Remember, the Liverpool fighter started the year with no world titles to her name, yet she ended it with three. Sublime and unlikely, these achievements earned her the British Boxing Board of Control Fighter of the Year honour, becoming the first female to pick up the prestigious award.

But 2023, the year that followed, proved a frustrating 12 months for Jonas. A much-talked-about fight with Claressa Shields was lost on the negotiation table before Jonas then returned in July to claim the IBF welterweight title courtesy of an eighth-round stoppage victory over the Canadian Kandi Wyatt. The move back down in weight now sets Jonas up quite nicely for what lies ahead in 2024; a year that begins with an IBF welterweight title defence against Mikaela Mayer on January 20 and will almost certainly be her last in the sport.

“It’s a huge fight, and beating Mikaela Mayer would be a big scalp,” Jonas said. “With no disrespect to any opponents in the past, as far as pedigree goes, a win over Mayer would definitely be my biggest so far.”

Jonas has in her contract that all-important rematch clause, ready to be invoked if she falls short against Mayer; after what happened against Harper, Jonas will know the importance of the finer details of a fight contract. But the two-weight world champion will hope a victory first time around takes her to another big fight later this year.

“The next few fights are probably going to be my last few fights in boxing,” she said. “I want them to be big and I want to test myself; fight the best and leave a lasting legacy.”

For now, the importance of a hometown gig isn’t lost on Jonas, who will enter her fight with Mayer a slight betting favourite.

“I’ve only boxed in Liverpool a handful of times, so I want it to be a night to remember for all the right reasons.
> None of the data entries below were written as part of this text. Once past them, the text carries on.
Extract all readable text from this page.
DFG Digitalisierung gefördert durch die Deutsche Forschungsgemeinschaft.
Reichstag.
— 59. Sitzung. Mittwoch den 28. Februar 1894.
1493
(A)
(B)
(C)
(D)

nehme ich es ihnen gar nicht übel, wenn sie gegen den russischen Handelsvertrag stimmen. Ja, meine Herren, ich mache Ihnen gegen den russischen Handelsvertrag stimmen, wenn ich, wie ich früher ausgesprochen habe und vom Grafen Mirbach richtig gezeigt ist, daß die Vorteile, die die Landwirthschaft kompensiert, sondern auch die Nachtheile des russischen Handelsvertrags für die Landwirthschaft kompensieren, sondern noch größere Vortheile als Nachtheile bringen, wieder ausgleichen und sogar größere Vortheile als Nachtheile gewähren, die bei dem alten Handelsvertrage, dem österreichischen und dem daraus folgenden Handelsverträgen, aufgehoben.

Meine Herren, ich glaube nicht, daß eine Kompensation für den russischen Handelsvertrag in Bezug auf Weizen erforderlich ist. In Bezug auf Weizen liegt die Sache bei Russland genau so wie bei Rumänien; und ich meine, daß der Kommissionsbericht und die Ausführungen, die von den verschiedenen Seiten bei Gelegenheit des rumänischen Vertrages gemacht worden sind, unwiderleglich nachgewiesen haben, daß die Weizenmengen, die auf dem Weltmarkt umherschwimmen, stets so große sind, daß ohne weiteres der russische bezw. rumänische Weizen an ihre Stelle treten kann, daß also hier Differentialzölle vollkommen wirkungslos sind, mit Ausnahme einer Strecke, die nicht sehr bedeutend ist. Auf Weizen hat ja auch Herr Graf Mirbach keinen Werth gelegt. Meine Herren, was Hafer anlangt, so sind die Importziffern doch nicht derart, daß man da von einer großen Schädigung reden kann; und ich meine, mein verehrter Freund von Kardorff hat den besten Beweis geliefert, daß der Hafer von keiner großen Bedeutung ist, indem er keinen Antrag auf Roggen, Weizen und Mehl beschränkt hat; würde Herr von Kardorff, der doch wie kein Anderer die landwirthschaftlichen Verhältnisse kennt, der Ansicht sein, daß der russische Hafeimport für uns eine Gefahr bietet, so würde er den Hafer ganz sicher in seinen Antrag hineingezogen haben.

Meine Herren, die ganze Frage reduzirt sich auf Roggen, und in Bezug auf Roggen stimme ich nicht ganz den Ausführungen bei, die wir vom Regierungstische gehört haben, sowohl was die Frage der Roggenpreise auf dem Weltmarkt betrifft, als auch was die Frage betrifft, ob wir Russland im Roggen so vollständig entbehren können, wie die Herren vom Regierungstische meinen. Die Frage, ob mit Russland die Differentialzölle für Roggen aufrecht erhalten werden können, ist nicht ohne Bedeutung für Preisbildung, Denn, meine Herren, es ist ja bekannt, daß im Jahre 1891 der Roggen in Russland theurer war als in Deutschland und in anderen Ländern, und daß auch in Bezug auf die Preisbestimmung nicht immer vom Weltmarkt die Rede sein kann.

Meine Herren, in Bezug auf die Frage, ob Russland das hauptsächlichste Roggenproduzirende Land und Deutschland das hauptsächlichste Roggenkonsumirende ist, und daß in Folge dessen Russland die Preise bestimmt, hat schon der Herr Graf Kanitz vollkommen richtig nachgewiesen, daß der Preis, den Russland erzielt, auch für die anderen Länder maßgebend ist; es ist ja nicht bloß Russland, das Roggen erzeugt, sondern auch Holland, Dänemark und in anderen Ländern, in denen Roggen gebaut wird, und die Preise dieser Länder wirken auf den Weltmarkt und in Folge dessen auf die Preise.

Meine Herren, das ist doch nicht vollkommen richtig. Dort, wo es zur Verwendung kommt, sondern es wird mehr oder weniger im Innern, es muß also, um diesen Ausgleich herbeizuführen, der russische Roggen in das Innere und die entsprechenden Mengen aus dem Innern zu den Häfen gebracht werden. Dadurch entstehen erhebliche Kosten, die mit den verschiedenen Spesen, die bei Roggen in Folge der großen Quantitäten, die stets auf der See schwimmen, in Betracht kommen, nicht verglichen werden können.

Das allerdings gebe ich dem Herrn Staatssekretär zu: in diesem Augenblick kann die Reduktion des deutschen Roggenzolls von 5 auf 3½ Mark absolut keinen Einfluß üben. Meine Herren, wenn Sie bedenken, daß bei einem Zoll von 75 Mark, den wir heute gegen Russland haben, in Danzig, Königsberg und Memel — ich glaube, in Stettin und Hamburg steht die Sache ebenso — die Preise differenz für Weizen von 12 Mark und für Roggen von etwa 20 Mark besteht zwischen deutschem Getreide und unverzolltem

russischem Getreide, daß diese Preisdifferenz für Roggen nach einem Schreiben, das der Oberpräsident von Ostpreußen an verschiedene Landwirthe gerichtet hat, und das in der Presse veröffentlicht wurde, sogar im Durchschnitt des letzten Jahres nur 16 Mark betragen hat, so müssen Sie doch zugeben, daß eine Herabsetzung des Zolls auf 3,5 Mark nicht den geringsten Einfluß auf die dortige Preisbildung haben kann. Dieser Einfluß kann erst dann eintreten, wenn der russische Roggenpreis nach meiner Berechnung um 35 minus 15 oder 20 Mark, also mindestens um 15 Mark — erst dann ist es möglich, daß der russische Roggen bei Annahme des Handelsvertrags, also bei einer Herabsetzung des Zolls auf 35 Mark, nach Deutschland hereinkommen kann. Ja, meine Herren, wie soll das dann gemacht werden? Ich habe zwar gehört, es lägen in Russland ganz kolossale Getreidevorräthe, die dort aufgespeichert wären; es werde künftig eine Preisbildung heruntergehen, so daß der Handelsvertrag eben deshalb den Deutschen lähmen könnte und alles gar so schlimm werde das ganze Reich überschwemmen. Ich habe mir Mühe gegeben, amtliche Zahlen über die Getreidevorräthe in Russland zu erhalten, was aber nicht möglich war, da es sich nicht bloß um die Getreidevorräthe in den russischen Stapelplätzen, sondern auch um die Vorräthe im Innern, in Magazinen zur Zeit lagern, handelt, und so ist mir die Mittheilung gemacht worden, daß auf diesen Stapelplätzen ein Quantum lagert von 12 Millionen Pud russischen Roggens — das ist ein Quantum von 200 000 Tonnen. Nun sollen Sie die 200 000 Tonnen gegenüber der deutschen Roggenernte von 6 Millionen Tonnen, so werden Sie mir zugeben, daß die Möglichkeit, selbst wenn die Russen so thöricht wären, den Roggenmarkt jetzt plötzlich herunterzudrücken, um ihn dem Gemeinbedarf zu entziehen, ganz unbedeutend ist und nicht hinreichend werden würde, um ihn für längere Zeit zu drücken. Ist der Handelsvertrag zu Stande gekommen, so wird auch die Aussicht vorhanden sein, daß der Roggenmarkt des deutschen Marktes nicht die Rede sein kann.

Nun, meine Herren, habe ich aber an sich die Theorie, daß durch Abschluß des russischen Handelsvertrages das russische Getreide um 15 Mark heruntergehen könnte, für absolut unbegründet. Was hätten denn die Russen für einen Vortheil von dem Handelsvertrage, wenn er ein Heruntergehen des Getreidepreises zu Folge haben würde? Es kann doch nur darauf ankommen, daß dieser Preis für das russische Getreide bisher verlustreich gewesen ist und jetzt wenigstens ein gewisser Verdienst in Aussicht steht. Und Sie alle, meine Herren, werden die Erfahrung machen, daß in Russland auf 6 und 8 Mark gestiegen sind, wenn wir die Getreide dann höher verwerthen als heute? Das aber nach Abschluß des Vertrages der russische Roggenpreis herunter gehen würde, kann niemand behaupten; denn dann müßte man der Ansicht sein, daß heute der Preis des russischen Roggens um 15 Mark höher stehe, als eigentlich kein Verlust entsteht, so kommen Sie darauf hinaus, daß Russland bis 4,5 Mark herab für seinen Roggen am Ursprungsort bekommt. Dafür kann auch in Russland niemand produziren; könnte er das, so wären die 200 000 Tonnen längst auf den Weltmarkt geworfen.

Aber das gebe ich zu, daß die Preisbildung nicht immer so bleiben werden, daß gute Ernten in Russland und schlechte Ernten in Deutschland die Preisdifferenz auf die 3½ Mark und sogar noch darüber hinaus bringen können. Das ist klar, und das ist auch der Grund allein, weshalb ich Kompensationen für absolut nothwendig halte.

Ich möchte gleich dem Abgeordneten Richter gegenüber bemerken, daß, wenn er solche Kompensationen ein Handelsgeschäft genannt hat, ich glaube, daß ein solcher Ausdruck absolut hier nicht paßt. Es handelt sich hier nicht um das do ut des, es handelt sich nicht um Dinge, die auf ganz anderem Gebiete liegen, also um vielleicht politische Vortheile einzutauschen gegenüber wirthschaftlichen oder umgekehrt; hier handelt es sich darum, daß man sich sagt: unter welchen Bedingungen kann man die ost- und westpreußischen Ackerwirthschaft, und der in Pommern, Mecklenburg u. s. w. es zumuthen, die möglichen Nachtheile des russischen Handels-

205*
There is no place like home regardless of where you go in the world.”

Retirement is close and Jonas knows that. You sense as well that she won’t hang around when her time in the sport is over and that she is better equipped than most to deal with a life away from the spotlight.

“I’d like to think I will know when it’s time to retire,” she said. “I’ve told my mum and my cousin, the two people I am closest to, that they need to tell me as well. You always think you have still got it. But I would like to think I would know.”

Despite what looms, and despite all she has achieved, Jonas still has lingering ambitions. She wants more, much more, and knows a win over Mayer will bring her closer to her dream ending.